Это не вопрос, а утверждение, но Лаура кивает, хотя и не видит никаких преимуществ в том, что Умберто – отец ребенка.
– Почему ты мне раньше об этом не сказала? Ты же мне писала.
– Я решила, что лучше объясниться при встрече.
Умберто лихорадочно раздумывает, что можно и чего нельзя сделать в Ливорно для незаконнорожденного сына.
– А сколько… – Он торопливо загибает пальцы, будто подсчитывая.
– Три месяца.
– Назовем его Джованни.
– Почему Джованни? – спрашивает Лаура.
– Так звали моего отца, его деда.
– А если родится девочка?
– Лаура! – отвечает он, однако по его тону не разобрать, что это – предлагаемое имя или реакция на невероятное предположение любовницы о том, что Умберто способен произвести на свет дитя женского пола. – Как ты себя чувствуешь, малышка?
– По утрам мне нездоровится, а днем я страшно голодна. Не понимаю, зачем мы катаемся вокруг озера, погода ужасная. Я бы съела пирожное. Здесь делают очень вкусные пирожные, мать о них рассказывала. Миндальные.
– Знаешь, у меня никогда не было детей, – говорит Умберто. – И я… как это сказать… rassegnato. Смирился.
Он пытается ее обнять. Она вырывается.
– Ты – мать моего ребенка! – Он удивлен. – Почти что жена. Если бы я мог, я бы на тебе женился.
Благородный ответ не удовлетворяет, а разъяряет Лауру. Ей кажется, что своими словами Умберто преобразует ее, превращает в свою жену – в ту, что живет в Ливорно, в ту, которую он всегда хотел назвать матерью своего ребенка. Она, Лаура, становится матерью ребенка главы семьи. Это превращение странным образом преображает и жену в Ливорно; теперь Эсфирь олицетворяет соблазн, свободу и неумолимость. Два месяца мысль о ребенке радовала Лауру. Она не представляла себе, что ребенка придется родить для отца, независимо от ее воли… Лаура всхлипывает.

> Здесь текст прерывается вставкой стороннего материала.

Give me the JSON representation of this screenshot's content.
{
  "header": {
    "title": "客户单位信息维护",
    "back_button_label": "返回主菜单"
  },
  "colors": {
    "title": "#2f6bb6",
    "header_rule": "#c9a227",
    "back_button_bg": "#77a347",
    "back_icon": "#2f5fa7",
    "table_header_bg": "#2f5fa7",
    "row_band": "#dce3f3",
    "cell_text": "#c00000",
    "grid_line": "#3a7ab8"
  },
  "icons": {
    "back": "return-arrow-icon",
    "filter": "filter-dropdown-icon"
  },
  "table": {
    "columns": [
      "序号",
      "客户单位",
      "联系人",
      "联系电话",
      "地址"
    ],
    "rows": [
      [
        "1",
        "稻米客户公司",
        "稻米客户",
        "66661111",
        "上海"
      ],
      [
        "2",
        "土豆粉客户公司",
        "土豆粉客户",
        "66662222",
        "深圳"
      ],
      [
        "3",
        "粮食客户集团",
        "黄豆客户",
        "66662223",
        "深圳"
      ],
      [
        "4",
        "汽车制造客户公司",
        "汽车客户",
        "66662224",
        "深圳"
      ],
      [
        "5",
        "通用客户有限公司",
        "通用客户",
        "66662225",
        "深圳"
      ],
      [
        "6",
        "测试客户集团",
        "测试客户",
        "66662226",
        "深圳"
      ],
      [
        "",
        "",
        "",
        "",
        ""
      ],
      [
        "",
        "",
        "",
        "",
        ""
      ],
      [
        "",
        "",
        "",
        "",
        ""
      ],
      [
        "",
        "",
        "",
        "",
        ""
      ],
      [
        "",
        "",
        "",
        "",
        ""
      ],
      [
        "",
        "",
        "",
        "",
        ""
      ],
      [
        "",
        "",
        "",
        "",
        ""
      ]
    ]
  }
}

Она позволяет себя утешить. Умберто – причина ее расстройства, однако он же облегчает ее страдания. Нет, не тем, что устраняет причину – сам факт своего отцовства, – а своим присутствием, своим телом, так, что осознание Лаурой своей горькой участи постепенно растворяется, как растворяются в сумраке очертания ворот или слова, написанные на бумаге. В объятиях Умберто все ее тревоги и заботы отходят на задний план; ее имя, произносимое с младенческой интонацией, всплывает откуда-то изнутри, просачивается из-под кожи – из-под ее детской, чувствительной кожи.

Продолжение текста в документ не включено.